Once you’ve attended to the few (read; two) simple setup prompts – and setting it as your native messaging app – you’ll instantly notice how more refined, clean and refreshed Truemessenger’s take on SMS messages is. I installed it on my Huawei Mate 7 and P8 smartphones, I hardly use my Alcatel Pop 7 tablet but I had to try it out here too. At first glance all your wanted texts are starring back at you in a cleaner format while those you’ve marked as spam are stored separate in the ‘Spam Inbox’ as you select this on the bottom right of your device’s screen. You’ll hardly ever notice the Spam Inbox is there; For starters this folder has a rather disturbing, vibrant red colour. Enough to put you off for good. Secondly, there are no notifications or notices that there are new items in your spam folder, you’ll notice new content should you ‘accidentally’ access this folder.
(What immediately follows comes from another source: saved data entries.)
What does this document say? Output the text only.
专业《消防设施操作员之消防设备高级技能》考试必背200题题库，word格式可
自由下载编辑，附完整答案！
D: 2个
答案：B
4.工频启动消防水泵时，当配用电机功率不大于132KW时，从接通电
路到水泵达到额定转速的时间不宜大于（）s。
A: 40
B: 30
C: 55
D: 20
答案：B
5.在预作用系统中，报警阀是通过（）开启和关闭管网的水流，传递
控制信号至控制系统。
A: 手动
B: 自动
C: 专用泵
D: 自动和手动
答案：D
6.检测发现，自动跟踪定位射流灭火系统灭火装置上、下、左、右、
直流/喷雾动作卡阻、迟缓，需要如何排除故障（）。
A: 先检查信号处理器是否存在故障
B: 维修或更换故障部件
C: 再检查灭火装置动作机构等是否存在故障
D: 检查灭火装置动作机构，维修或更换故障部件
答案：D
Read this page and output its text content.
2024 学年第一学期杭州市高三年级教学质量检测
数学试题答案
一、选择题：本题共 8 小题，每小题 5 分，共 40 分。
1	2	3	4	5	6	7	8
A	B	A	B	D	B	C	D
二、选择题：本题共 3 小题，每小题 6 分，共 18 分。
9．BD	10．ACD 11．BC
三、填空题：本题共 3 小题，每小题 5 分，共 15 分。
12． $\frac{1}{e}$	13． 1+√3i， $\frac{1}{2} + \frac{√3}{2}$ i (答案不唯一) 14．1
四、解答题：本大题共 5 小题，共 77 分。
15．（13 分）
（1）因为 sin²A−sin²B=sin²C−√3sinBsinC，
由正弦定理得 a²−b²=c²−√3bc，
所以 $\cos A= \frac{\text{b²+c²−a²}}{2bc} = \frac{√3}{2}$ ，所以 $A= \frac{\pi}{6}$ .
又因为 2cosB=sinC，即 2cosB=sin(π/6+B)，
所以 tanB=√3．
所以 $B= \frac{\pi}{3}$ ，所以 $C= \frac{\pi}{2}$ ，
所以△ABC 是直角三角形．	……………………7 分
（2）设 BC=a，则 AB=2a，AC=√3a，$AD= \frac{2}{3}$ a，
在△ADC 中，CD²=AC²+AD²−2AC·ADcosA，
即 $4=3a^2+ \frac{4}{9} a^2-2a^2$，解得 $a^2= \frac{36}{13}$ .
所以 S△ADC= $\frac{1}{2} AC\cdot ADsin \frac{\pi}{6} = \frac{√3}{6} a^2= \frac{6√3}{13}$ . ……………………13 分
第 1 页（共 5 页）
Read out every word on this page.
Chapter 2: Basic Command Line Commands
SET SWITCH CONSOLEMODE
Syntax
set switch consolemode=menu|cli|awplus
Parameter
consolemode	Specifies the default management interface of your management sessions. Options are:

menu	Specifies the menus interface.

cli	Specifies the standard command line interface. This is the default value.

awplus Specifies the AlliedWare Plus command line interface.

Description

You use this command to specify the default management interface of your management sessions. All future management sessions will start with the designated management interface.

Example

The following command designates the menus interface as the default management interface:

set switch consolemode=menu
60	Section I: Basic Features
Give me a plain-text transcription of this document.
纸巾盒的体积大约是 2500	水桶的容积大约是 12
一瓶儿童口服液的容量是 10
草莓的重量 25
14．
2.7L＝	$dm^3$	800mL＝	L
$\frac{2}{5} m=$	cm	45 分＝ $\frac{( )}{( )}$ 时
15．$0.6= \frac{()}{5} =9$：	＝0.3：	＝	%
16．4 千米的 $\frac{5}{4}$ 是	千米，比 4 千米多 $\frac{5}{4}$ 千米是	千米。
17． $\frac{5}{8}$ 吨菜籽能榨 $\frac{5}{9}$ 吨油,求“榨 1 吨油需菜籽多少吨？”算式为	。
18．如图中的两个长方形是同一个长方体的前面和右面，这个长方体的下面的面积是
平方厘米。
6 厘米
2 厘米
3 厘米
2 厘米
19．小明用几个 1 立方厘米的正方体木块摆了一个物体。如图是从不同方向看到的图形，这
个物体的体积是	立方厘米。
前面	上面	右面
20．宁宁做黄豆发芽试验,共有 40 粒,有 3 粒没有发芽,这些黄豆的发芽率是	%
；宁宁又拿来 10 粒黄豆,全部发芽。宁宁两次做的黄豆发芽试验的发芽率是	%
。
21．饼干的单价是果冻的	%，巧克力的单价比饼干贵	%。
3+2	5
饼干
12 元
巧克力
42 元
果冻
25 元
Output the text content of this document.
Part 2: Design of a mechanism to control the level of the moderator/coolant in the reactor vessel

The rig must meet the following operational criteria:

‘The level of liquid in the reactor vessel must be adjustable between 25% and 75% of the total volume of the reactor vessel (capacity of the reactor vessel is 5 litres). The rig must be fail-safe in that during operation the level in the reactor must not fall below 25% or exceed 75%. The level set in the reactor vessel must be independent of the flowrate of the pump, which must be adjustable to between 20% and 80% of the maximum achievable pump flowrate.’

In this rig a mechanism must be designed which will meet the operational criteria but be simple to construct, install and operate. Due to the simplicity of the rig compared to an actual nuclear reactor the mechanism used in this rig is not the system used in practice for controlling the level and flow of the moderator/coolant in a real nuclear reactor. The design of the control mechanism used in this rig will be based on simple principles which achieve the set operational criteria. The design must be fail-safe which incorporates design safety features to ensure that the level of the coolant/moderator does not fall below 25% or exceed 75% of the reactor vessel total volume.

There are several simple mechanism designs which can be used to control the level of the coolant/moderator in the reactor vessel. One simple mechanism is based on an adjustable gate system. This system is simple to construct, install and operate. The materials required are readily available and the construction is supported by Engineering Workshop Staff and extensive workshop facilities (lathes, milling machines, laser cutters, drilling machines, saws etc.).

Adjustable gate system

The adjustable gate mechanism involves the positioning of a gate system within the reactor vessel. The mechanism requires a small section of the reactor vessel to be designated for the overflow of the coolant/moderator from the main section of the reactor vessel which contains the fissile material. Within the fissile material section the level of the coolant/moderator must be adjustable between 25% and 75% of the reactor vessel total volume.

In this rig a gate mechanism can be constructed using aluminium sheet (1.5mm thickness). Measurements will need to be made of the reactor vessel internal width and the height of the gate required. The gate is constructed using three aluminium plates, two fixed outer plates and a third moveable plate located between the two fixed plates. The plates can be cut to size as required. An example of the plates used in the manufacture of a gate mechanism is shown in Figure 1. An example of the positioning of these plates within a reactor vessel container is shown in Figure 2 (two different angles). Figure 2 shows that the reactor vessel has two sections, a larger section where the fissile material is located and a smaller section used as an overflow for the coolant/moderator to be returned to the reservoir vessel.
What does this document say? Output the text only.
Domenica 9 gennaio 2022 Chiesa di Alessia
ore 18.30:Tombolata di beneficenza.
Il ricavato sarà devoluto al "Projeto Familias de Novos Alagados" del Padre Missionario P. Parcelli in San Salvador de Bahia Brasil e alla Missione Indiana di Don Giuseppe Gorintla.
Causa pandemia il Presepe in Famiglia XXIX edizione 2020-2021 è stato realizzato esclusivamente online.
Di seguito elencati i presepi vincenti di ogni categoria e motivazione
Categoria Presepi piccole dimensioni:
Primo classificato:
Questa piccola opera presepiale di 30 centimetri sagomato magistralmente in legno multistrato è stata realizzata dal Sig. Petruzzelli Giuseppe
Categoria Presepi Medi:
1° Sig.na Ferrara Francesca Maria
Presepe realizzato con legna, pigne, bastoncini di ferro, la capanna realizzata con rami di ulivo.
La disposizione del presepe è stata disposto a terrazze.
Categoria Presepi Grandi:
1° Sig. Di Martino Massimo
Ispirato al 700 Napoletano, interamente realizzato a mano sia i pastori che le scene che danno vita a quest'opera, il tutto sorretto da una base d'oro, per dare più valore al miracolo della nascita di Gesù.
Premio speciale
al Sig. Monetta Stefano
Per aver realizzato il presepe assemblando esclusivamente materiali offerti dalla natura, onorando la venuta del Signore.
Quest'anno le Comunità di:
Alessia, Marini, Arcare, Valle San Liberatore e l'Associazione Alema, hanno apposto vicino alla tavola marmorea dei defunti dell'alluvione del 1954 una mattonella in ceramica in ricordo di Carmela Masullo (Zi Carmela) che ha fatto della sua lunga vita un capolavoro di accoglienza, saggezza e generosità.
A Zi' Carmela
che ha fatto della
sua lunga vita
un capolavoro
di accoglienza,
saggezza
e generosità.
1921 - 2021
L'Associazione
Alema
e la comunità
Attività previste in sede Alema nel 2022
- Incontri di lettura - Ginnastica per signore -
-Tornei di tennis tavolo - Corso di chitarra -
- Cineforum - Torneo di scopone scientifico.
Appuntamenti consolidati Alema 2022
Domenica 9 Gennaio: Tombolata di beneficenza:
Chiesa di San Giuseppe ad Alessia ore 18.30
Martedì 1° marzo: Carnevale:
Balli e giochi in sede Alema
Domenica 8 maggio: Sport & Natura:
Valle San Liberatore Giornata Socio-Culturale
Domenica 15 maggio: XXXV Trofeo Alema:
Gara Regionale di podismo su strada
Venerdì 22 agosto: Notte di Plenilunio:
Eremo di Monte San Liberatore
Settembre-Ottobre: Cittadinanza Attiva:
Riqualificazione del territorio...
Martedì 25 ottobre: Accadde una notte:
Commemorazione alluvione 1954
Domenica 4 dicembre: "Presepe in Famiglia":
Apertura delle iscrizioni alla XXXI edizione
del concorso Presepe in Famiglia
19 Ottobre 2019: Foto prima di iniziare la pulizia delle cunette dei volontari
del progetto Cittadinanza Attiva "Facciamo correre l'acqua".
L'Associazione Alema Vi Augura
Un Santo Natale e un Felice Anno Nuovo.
But the best part about Truemessenger is all the stuff it does that other SMS and email apps, such as iOS’s stunted native client or Android’s can’t do, like integrating your inbox with its Truecaller network and scans social networks and databases to assign photos, nicknames, and other contact information to the incoming message without even leaving the app.
Truecaller, by way of Acompli, has really set a high standard here. Truemessenger honestly feels like a next-generation messaging app, something that will force its competitors – if there are ever any – to do a lot of work to catch up. If you want full control over your inbox, who gets to text and call you and all other services that surround it, Truemessenger is your only choice.